President Dmitry Medvedev on Thursday signed a law that allows opposition parties to field election candidates in regions and municipalities where they have no offices, the Kremlin web site reported.
Independent election monitors and opposition parties said the law would only slightly boost the representation of the political opposition in the country’s legislative bodies.
Previously, the law obliged parties to call conferences of its regional and local members to field candidates in the relevant areas.
The amended law grants a party’s national leaders the right to name candidates for regional elections and regional leaders the right to name candidates for municipal polls.
The amendments were drafted by several Communist deputies in the State Duma, who said in the note attached to the bill and posted on the Duma’s web site that most parties do not have offices in Russia’s 83 regions.
According to the Justice Ministry’s web site, three of Russia’s seven registered parties — United Russia, A Just Russia and the Liberal Democratic Party — have offices in all 83 regions, while the Communist Party has offices in 81 regions, the Patriots of Russia has offices in 79 regions, and Yabloko and Right Cause each have 75 regional offices.
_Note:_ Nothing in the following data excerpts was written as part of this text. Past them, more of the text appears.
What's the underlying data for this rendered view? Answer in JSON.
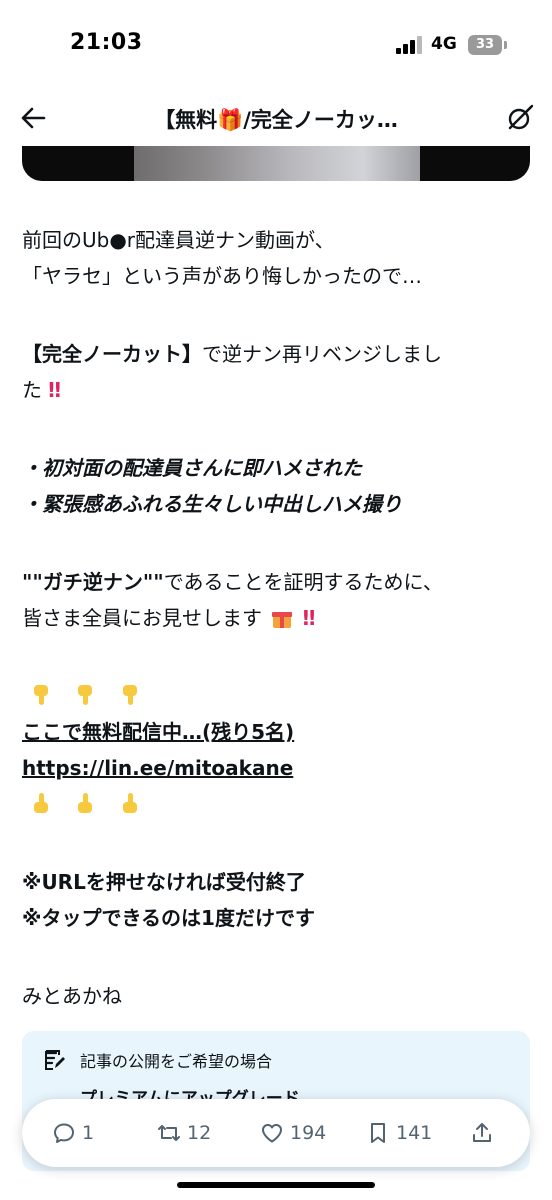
{
  "status_bar": {
    "time": "21:03",
    "network": "4G",
    "battery": "33"
  },
  "nav": {
    "title": "【無料🎁/完全ノーカッ…"
  },
  "article": {
    "p1_line1": "前回のUb●r配達員逆ナン動画が、",
    "p1_line2": "「ヤラセ」という声があり悔しかったので…",
    "p2_bold": "【完全ノーカット】",
    "p2_rest": "で逆ナン再リベンジしまし",
    "p2_line2": "た",
    "p2_mark": "‼",
    "bullet1": "・初対面の配達員さんに即ハメされた",
    "bullet2": "・緊張感あふれる生々しい中出しハメ撮り",
    "p4_bold": "\"\"ガチ逆ナン\"\"",
    "p4_rest": "であることを証明するために、",
    "p4_line2": "皆さま全員にお見せします",
    "p4_mark": "‼",
    "cta_link": "ここで無料配信中…(残り5名)",
    "url": "https://lin.ee/mitoakane",
    "note1": "※URLを押せなければ受付終了",
    "note2": "※タップできるのは1度だけです",
    "author": "みとあかね"
  },
  "upgrade": {
    "heading": "記事の公開をご希望の場合",
    "link": "プレミアムにアップグレード"
  },
  "actions": {
    "replies": "1",
    "reposts": "12",
    "likes": "194",
    "bookmarks": "141"
  },
  "icons": [
    "back-arrow-icon",
    "grok-icon",
    "gift-icon",
    "double-exclamation-icon",
    "pointing-down-icon",
    "pointing-up-icon",
    "compose-icon",
    "reply-icon",
    "repost-icon",
    "like-icon",
    "bookmark-icon",
    "share-icon"
  ],
  "colors": {
    "text": "#0f1419",
    "secondary": "#536471",
    "accent_red": "#e0245e",
    "upgrade_bg": "#e8f5fd"
  }
}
United Russia, which as the party of power benefits from large administrative resources, often gets the majority of votes at elections, while authorities often deny registration under various pretexts to opposition candidates.
Grigory Melkonyants, deputy executive director of Golos, an independent elections watchdog, said the new law may lead to the election of opposition candidates but suggested that this would not have any impact on local policies. He said the candidates would lack voice and many of them would probably be “acceptable” for United Russia.
Nadezhda Korneyeva, first deputy chairwoman of Patriots of Russia, said turnout would increase if opposition candidates ran, slightly diluting the number of votes for United Russia.
Yabloko leader Sergei Mitrokhin called the new law “advantageous” for opposition parties but unconstitutional.
“Municipal authorities don’t make part of the state authorities and therefore the federal authorities can’t dictate them how to govern themselves,” he said.